Under the May 10 guidance, Treasury states that “recipients have broad flexibility to decide how best to use this funding to meet the needs of their communities”. Treasury outlines the parameters for the use of funds as follows:
- Support public health expenditures, by, for example, funding COVID-19 mitigation efforts, medical expenses, behavioral healthcare, and certain public health and safety staff. Treasury guidance builds upon the Coronavirus Relief Fund’s (CARES Act) eligible use of funds. This includes, but is not limited to:
- COVID-19 vaccination, testing and contract tracing programs.
- Enforcement of public health orders.
- Public communication efforts.
- Purchase of personal protective equipment and sanitization.
- Payroll and benefits of workers directly responding to COVID-19, e.g. medical staff, fire fighters.
- Address negative economic impacts caused by the public health emergency, including economic harms to workers, households, small businesses, impacted industries, and the public sector.
- Treasury guidelines allow utility assistance and emergency burial coverage as part of “household assistance”.
- Treasury will also allow funds to be spent on rehiring state, local and tribal government staff.
- Replace lost public sector revenue, using this funding to provide government services to the extent of the reduction in general revenue experienced due to the pandemic.
- The most recent full fiscal year prior to the public health emergency may be used.
- “General revenue” includes revenue collected by a recipient and generated from its underlying economy and would capture a range of different types of tax revenues, as well as other types of revenue that are available to support government services.
- Under the guidance, “intergovernmental transfers between state and local governments” may be included when calculating for revenue loss; however, federal transfers are excluded.
- Provide premium pay for essential workers, offering additional support to those who have and will bear the greatest health risks because of their service in critical infrastructure sectors.
- Workers in the sectors of healthcare, public health and safety, childcare, education, sanitation, transportation are included in guidelines; however, recipients of funds have discretion to add additional sectors to the list so long as they are deemed “critical to protect the health and well-being of residents.”
- Low-income workers should be prioritized.
- A recipient may provide up to $13 per hour, maximum $25,000, for eligible employees.
- Recipients would be required to publish an explanation of why any employee whose wage, with premium pay, totals 150 percent of the state’s average annual wage for all occupations, and how providing the worker with premium pay meets the goals of this provision.
- Recipients may grant funds to a contracted entity to provide contracted employees with premium pay.
- When calculating loss, governments may include what they expected to receive in revenues without COVID-19’s interference/impacts. In doing so, Treasury states:
- Recipients may use a growth adjustment of either 4.1 percent per year or the recipients’ average annual revenue growth over the three full fiscal years prior to the COVID-19 public health emergency, whichever is higher.
- Invest in water, sewer, and broadband infrastructure, making necessary investments to improve access to clean drinking water, support vital wastewater and stormwater infrastructure, and to expand access to broadband internet. Treasury states:
- A “necessary investment” would provide adequate, minimum levels of services that are unlikely to be made using private funds. Projects must maintain a level of services that:
- Meets applicable health-based standards
- Takes into account climate resiliency
- Establishes or improves broadband service to unserved or underserved populations.

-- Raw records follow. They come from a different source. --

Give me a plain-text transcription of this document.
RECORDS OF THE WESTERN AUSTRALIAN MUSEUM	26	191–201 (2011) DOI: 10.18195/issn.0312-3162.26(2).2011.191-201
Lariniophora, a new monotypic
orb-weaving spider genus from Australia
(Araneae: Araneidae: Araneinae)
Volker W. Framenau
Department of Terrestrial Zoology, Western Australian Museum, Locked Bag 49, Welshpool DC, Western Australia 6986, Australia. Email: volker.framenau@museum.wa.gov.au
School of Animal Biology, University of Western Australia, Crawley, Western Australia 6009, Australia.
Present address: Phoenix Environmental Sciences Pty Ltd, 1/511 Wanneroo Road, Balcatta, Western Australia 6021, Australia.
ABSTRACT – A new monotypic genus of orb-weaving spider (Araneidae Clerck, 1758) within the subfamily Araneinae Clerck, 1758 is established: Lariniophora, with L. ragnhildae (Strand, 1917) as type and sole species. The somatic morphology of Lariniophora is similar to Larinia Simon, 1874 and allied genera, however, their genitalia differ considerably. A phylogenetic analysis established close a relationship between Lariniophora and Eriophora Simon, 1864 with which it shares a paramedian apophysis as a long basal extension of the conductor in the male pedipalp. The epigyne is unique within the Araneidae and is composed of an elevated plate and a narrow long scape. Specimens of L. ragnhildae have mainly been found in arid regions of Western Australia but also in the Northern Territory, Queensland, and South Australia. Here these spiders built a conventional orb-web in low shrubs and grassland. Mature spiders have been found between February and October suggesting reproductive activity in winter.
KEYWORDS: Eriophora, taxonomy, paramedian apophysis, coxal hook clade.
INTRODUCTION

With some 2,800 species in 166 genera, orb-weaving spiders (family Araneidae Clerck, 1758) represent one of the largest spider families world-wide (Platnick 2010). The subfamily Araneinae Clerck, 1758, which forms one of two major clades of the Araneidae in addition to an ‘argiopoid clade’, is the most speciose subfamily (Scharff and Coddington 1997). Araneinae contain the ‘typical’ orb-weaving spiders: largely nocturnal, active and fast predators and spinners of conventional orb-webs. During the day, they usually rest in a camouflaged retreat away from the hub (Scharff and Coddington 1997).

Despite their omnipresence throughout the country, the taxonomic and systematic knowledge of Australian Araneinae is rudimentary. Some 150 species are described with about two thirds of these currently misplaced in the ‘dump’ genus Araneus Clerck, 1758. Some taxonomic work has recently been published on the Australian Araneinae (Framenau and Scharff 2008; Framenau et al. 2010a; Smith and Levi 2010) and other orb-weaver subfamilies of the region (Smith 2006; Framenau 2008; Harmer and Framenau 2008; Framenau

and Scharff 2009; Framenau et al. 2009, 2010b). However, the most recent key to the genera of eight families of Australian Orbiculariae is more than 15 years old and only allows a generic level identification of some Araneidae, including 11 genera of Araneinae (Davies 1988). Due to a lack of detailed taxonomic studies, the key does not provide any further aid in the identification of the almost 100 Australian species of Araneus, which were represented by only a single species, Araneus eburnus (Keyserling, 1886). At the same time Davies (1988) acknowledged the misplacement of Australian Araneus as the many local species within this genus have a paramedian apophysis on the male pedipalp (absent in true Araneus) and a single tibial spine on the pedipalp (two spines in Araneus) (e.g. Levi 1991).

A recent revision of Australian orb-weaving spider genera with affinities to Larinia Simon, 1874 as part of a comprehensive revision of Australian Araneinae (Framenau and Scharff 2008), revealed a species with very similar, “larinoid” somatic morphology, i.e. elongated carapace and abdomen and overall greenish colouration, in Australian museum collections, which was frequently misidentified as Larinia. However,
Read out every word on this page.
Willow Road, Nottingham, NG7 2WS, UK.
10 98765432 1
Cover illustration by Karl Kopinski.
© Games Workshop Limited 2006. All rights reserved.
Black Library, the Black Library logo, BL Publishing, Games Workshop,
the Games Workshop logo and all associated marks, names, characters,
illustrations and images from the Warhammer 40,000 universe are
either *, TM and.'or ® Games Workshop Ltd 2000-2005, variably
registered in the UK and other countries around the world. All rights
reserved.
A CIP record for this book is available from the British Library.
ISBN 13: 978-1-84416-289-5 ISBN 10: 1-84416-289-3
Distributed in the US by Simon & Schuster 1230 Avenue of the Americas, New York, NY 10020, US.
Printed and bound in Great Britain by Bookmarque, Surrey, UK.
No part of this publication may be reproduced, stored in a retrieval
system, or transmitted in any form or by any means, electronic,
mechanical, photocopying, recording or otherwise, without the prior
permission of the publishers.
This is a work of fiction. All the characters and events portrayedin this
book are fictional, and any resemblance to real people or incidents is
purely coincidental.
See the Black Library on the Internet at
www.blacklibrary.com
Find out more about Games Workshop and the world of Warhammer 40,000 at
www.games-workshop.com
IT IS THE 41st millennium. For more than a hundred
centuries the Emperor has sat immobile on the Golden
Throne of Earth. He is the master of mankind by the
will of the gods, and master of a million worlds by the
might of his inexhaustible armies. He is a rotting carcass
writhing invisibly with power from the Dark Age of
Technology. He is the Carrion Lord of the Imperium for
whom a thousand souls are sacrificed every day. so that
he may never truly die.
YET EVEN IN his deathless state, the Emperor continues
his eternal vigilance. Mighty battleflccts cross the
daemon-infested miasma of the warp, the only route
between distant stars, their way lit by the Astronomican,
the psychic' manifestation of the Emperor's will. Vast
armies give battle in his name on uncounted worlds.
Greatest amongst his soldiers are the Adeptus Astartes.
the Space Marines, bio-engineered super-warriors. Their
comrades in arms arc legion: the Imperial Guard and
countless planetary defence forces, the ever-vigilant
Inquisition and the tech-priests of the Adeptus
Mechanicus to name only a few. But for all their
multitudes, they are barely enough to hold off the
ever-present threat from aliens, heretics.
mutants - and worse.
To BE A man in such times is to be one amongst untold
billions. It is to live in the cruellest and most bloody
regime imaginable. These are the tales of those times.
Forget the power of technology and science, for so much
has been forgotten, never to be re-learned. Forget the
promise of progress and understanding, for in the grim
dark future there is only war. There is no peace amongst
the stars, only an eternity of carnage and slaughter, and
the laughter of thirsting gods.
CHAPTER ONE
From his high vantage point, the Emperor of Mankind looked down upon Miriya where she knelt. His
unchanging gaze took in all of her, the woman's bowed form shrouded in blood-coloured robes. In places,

- Eligible use of water and wastewater infrastructure investment is aligned with projects eligible to receive financial assistance through the Environmental Protection Agency’s Clean Water State Revolving Fund or Drinking Water State Revolving Fund.
- In addition to a focus on climate resiliency, Treasury encourages recipients to consider “green infrastructure investments.”
- Reporting requirements on how state and local governments utilize infrastructure projects will be offered in future guidance.